Seven Weird Things On Amazon
When it comes to finding the weirdest things on the internet, I'm the king. I don't think there's many corners of the world wide web I haven't at least heard about. Amazon is no different than any other site on the network, it holds truly weird treasures. These are some of the best and most random things I've ever managed to spot.
Years ago, the hottest new pillow product on our planet was the Boyfriend Pillow. It was a pillow with an arm sewn on so lonely women could have a cuddle as they lulled off to sleep. Being an increasingly politically correct same/same equality driven world, guys now have their own girlfriend type pillow shaped like their imaginary ideal partner. The Buttress Pillow is odd, a little creepy, and I don't know about you, but lycra seems like it would sleep really hot. To each their own.
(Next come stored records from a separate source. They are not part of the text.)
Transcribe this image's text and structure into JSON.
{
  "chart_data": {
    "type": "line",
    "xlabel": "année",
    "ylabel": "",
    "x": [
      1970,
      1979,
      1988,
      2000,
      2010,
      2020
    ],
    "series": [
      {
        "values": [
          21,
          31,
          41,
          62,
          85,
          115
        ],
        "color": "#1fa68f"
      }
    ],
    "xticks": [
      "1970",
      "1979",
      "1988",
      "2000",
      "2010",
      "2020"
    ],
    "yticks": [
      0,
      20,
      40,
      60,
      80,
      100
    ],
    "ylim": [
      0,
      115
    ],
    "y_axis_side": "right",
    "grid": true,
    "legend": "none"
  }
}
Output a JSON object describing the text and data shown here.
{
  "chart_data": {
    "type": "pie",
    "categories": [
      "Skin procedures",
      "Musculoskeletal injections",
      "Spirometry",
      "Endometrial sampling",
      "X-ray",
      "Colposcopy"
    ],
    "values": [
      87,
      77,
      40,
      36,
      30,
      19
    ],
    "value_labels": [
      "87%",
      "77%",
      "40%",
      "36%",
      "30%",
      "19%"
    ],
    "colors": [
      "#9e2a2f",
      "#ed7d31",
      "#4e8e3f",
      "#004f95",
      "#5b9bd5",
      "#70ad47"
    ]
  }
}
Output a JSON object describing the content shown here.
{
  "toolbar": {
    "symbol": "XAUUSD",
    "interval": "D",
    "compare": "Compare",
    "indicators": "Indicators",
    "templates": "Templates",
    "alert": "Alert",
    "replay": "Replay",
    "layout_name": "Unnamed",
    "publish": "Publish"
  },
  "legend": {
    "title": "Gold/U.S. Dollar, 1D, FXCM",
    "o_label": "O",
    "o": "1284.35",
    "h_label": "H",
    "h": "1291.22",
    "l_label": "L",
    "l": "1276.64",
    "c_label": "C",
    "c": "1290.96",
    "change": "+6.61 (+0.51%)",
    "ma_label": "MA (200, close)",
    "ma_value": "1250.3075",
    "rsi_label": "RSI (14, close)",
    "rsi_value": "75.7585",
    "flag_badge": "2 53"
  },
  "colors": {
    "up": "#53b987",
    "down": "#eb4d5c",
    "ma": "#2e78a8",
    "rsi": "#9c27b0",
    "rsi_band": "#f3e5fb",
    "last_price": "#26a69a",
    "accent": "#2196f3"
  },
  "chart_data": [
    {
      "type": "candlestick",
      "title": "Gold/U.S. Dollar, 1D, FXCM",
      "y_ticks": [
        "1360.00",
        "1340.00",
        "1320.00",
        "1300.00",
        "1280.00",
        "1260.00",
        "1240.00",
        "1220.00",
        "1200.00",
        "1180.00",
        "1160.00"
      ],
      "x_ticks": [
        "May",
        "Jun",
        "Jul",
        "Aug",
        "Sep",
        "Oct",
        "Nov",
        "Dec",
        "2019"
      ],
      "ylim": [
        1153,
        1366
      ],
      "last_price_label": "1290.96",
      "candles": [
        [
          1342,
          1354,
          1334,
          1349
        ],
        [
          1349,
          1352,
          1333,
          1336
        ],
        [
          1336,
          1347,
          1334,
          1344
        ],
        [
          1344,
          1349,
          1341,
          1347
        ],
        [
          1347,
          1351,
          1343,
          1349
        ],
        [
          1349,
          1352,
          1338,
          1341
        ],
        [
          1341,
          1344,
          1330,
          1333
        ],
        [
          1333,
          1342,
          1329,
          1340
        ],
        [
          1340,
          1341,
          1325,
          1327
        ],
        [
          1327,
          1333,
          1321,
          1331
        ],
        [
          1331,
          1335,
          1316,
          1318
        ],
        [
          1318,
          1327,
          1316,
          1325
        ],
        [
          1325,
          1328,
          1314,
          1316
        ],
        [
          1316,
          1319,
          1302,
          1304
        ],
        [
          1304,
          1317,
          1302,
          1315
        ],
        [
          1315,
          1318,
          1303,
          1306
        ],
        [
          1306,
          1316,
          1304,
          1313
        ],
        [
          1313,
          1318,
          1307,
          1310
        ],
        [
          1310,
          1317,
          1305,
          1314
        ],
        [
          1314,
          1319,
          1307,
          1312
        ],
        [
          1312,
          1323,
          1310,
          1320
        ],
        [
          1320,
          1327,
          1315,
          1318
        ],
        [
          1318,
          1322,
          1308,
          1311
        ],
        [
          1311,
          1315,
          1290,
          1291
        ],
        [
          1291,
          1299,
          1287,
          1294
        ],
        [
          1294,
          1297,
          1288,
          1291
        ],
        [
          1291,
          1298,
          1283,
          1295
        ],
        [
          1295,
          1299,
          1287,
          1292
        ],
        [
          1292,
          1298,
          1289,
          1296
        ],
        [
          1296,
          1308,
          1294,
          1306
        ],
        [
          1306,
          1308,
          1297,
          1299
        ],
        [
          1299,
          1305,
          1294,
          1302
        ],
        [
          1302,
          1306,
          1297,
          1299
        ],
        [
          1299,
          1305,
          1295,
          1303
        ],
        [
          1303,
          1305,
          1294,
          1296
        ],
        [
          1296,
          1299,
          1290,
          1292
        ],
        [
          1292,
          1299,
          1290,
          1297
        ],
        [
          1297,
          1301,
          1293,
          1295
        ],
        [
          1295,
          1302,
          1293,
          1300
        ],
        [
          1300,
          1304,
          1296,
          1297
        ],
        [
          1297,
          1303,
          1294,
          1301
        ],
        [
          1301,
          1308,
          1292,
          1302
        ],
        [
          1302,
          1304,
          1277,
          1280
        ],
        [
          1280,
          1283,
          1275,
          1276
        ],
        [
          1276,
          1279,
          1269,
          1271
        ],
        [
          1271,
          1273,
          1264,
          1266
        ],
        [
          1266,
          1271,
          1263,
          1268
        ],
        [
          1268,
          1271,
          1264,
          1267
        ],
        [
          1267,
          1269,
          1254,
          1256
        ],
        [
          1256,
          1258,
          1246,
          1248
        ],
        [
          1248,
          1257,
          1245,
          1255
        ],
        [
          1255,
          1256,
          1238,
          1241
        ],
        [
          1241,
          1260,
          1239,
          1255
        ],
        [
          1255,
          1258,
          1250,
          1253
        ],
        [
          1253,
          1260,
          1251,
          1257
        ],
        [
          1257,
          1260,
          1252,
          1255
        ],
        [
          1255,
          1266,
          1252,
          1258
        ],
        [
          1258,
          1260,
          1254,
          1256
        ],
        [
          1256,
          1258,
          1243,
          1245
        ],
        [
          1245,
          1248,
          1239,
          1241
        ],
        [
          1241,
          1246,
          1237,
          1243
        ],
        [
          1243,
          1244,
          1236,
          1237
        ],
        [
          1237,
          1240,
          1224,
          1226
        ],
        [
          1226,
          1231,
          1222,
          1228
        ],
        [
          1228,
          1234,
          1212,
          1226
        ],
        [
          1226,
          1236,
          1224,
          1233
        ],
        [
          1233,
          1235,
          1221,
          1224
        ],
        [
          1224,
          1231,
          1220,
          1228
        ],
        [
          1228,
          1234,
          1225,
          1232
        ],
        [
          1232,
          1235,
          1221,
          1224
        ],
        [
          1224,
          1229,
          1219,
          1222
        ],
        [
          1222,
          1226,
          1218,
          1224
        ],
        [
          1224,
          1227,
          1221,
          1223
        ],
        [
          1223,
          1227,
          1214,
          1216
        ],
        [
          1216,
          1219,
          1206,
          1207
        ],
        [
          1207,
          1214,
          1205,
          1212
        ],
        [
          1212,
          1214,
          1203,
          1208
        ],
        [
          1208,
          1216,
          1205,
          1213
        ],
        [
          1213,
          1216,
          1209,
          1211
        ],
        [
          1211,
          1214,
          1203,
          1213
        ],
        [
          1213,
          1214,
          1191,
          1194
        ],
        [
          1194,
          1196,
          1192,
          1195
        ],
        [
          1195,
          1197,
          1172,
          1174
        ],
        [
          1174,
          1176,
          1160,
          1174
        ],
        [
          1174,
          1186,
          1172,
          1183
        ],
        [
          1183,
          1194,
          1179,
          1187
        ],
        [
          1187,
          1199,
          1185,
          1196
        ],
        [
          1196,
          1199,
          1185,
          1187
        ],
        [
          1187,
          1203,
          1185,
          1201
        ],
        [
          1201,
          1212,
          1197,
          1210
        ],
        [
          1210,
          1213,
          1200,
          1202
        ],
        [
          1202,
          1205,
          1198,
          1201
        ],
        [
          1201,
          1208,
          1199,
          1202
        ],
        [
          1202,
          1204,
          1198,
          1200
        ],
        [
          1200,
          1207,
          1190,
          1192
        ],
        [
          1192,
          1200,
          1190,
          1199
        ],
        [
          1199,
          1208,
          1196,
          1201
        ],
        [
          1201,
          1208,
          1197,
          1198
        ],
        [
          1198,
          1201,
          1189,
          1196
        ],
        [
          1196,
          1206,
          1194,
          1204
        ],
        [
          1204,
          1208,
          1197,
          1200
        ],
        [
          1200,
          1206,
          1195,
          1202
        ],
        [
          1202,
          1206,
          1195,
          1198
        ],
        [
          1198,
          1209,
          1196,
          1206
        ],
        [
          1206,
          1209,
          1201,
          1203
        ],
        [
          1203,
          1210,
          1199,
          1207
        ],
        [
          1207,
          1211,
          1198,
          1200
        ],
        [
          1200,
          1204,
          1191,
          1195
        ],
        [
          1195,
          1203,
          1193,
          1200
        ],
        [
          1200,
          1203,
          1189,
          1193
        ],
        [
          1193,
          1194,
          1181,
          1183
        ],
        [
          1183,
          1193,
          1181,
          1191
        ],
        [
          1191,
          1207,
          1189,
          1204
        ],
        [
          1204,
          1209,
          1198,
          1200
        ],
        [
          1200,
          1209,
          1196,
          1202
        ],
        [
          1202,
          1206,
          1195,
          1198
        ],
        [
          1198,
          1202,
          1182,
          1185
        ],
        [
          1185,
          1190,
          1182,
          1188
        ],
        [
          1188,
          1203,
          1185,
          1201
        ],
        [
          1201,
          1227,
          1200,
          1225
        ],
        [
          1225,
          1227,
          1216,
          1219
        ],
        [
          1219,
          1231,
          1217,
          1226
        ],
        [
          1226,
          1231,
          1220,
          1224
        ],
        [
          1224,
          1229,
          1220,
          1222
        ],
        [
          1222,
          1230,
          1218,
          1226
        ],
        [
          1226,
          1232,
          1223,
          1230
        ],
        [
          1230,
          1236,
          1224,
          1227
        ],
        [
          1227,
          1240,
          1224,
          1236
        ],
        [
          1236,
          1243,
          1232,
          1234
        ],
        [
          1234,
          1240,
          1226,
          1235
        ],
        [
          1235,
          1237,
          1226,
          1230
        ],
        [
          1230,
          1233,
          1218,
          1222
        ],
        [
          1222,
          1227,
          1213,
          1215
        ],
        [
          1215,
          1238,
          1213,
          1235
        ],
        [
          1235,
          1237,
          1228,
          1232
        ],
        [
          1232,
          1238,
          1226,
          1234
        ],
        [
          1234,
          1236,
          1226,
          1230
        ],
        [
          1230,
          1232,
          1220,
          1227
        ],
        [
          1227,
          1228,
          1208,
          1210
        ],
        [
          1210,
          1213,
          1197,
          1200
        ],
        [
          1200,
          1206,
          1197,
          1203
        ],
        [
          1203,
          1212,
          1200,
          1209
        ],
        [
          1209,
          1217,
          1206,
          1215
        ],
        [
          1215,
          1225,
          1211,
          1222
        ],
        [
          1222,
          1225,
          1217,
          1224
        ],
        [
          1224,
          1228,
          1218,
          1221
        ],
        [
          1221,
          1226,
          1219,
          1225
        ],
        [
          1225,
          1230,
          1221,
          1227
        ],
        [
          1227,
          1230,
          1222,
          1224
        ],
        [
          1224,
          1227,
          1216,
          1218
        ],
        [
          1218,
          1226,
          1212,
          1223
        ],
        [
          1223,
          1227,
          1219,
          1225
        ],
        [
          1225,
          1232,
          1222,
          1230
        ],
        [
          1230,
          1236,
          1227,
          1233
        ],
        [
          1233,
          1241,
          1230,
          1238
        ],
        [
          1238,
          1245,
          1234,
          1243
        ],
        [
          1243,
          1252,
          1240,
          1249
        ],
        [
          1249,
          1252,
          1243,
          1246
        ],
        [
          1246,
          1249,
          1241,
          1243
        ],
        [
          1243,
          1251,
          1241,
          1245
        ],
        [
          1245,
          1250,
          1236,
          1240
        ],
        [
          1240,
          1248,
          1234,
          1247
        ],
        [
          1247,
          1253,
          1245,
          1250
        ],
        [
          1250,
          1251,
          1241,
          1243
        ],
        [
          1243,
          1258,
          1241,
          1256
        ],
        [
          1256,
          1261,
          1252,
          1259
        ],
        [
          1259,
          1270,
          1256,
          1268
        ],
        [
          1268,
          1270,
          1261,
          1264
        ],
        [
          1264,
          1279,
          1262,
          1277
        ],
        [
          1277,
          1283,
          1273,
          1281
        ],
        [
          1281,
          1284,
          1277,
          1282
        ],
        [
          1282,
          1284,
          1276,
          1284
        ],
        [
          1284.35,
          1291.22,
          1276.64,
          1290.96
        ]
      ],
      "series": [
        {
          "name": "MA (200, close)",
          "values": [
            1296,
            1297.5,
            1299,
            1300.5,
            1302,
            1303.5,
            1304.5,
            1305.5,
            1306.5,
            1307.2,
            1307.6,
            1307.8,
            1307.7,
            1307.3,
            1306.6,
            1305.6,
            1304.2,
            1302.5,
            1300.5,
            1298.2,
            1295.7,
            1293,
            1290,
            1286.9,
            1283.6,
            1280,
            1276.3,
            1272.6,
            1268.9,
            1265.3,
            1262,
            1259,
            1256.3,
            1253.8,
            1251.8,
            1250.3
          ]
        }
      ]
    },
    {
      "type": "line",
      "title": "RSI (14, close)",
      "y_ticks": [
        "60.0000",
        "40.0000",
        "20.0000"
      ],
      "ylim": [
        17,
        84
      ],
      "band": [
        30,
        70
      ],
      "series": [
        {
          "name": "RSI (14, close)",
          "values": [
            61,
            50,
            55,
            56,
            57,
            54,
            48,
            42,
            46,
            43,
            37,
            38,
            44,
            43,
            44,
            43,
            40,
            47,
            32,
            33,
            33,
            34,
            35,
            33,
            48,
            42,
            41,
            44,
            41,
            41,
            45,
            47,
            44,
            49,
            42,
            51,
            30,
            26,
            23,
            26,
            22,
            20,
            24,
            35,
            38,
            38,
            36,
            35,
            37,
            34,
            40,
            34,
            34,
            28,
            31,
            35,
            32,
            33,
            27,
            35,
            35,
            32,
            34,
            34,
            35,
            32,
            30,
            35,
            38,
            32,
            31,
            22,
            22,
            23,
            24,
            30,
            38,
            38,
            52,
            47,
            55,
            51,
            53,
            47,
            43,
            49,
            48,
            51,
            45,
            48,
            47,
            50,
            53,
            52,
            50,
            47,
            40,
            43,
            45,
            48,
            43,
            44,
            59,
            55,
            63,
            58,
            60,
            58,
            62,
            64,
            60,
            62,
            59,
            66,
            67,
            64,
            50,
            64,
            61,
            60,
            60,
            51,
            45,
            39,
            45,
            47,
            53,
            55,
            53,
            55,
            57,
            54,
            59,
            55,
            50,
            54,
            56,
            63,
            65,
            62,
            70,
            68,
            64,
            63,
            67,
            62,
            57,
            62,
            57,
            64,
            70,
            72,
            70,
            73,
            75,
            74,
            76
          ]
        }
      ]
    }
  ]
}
I admit, I have given yodeling pickles as holiday presents over the years. Hindsight being 20/20, I was way ahead of Rick & Morty... If you haven't heard your kid/niece/nephew yell "I'm pickle Rick!" in the last two years, they've lived a sheltered life. Back on topic, the yodeling pickle is a perfect present to give because it's innocuous and hilarious. It literally yodels.
This item scores pretty high on my weirds**tometer. It's literally an elderly woman using an inhaler, and it's legit for sale on Amazon. I guess the trend in wall graphics has faded since the glory daze of Big Head culture. This is what that culture has lead us to. There's also an elderly man, and the world famous Harold available if you search deep enough.
Don't lie, you love cheese. The king of all cheese very well might be parmigiano... or as Americans call it, parmesan. It's salty, savory, and probably half saw dust, but it's a classic for spaghetti night. If you wanted to class it up a bit, all you'd need is homemade noodles, homemade sauce, and this nearly $1800 wheel of real parmigiano reggiano cheese to top it all off with. I can't even imagine the smell this thing would produce in your cupboard, but it's supposedly classy and a status symbol.
There is probably a moving and heartfelt reason someone might be in the market for a set of fake nipples. Perhaps they've suffered an injury or beat cancer and now find themselves without that particular anatomic feature. It's not limited to any one gender either. I have bros that are missing their nubin's too. While most will opt for a tattoo to replace their now missing nips, some people are just either too shy to ask, or too afraid of needles to dare. Luckily, Amazon sells just about everything.
These may have hit peak popularity years ago, but they're a fun thing to goof around with. After all, who uses hands as hand puppets?
By the way, technically speaking, that's ten for looking.
While the shock has worn off crawly things like wax & meal worms, live caterpillars and ants flying through the mail, I don't think that's true of maggots. While the aformentioned critters are regularly used for chicken feed and science fun, maggots apparently make such a good fishing bait, they're offered live, dead, and even fake. Whatever floats your boat, but it's hard to explain to a coworker that the package you've received is full of maggots without them at least asking a followup question. To each their own.